Plus de la moitié travaillent au payroll

Plus de la moitié des entreprises belges (56,1 %) ont activement essayé de mettre en place un payroll plus efficace en juin 2020. 17,5 % affirment vouloir s’y atteler à court, moyen ou long terme. Plus de 70 pour cent veulent progresser sur le plan du payroll. Il s’agit clairement de l’une des grandes priorités RH dans de nombreuses entreprises.

« En raison de la crise, de nombreux départements RH se sont rendu compte qu’ils n’étaient pas préparés à un processus entièrement numérique : les frais, les heures supplémentaires ou les indemnités vélo, sont encore (partiellement) traitées sur papier ou nécessitent des opérations manuelles. Cela nécessitait la présence des spécialistes du payroll dans les bureaux; mais dans le même temps, les autorités leur conseillaient le travail à domicile », explique Elodie Cobut de SD Worx.
 

La Belgique en position de leader

Dans plus d’un quart (26,1 %) des cas, les entreprises belges font également confiance à un partenaire externe pour toutes les étapes préparatoires de leur calcul salarial. Ce pourcentage n’est aussi élevé dans aucun des dix autres pays de l’enquête. Outre le payroll, elles sous-traitent régulièrement le suivi de la législation sociojuridique (25,4 %) et l’automatisation des processus RH (25,3 %). Grâce à ces sous-traitances, les entreprises optent pour une spécialisation et une continuité supplémentaires sur le plan des RH.

« De nombreuses tâches préparatoires précèdent chaque mois le calcul salarial proprement dit :  la collecte et l’introduction de données telles que les absences, les bonus et les allocations prennent un certain temps. En outre, le payroll requiert également une connaissance approfondie du droit du travail et des derniers développements dans ce domaine. »

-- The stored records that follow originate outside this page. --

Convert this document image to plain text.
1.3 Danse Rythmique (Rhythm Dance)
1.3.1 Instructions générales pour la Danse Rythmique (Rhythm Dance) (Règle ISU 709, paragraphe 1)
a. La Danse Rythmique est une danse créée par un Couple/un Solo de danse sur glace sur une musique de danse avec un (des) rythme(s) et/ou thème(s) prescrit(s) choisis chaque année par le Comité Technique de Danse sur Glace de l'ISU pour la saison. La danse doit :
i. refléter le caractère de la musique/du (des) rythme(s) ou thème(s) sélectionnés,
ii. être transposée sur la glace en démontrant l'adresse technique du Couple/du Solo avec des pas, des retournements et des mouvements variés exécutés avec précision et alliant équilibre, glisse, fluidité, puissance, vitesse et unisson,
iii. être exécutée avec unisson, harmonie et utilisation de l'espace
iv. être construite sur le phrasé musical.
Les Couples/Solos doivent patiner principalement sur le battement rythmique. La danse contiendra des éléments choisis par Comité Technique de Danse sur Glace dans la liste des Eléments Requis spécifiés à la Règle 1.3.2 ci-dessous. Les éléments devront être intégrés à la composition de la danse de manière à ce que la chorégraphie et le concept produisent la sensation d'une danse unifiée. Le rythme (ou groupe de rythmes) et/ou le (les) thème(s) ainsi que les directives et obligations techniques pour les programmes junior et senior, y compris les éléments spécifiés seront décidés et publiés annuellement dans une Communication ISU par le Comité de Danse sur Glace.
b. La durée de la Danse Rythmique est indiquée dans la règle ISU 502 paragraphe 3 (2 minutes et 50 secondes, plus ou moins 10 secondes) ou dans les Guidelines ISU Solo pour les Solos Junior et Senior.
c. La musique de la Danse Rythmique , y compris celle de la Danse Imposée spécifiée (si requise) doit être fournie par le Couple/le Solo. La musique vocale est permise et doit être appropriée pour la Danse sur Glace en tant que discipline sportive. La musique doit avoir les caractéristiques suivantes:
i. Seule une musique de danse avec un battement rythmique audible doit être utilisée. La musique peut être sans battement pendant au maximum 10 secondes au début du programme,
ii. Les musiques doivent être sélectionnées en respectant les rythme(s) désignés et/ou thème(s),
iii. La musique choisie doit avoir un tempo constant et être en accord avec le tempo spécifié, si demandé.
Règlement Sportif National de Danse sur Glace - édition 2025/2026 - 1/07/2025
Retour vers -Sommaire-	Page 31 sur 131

Tous les pays européens ne sont donc pas aussi intéressés par l’externalisation et leur situation diffère en fonction des tâches RH. Ainsi, la Belgique, les Pays-Bas, la France et l’Allemagne ont beaucoup plus tendance à opter pour l’externalisation du payroll. En revanche, certaines entreprises en Suisse, en Italie, en Espagne et en Pologne indiquent que la préparation du payroll est la tâche RH qu’elles sous-traiteraient en dernier lieu.
 

Continuité et moins de formalités administratives

Les avantages de l’externalisation parlent d’eux-mêmes. En Belgique, la simplification administrative prime pour quatre entreprises sur dix (39,3 %). Près d’un tiers (27,9 %) des entreprises signalent ne pas disposer en interne d’un savoir-faire suffisant pour s’y atteler elles-mêmes. Un quart (25,7 %) fait appel à une entreprise externe pour leur continuité, de sorte que la maladie ou les vacances ne génèrent pas de retard dans le payroll. Un cinquième (19,3 %) estime qu’il est important que leurs propres travailleurs RH puissent se concentrer sur des tâches plus stratégiques.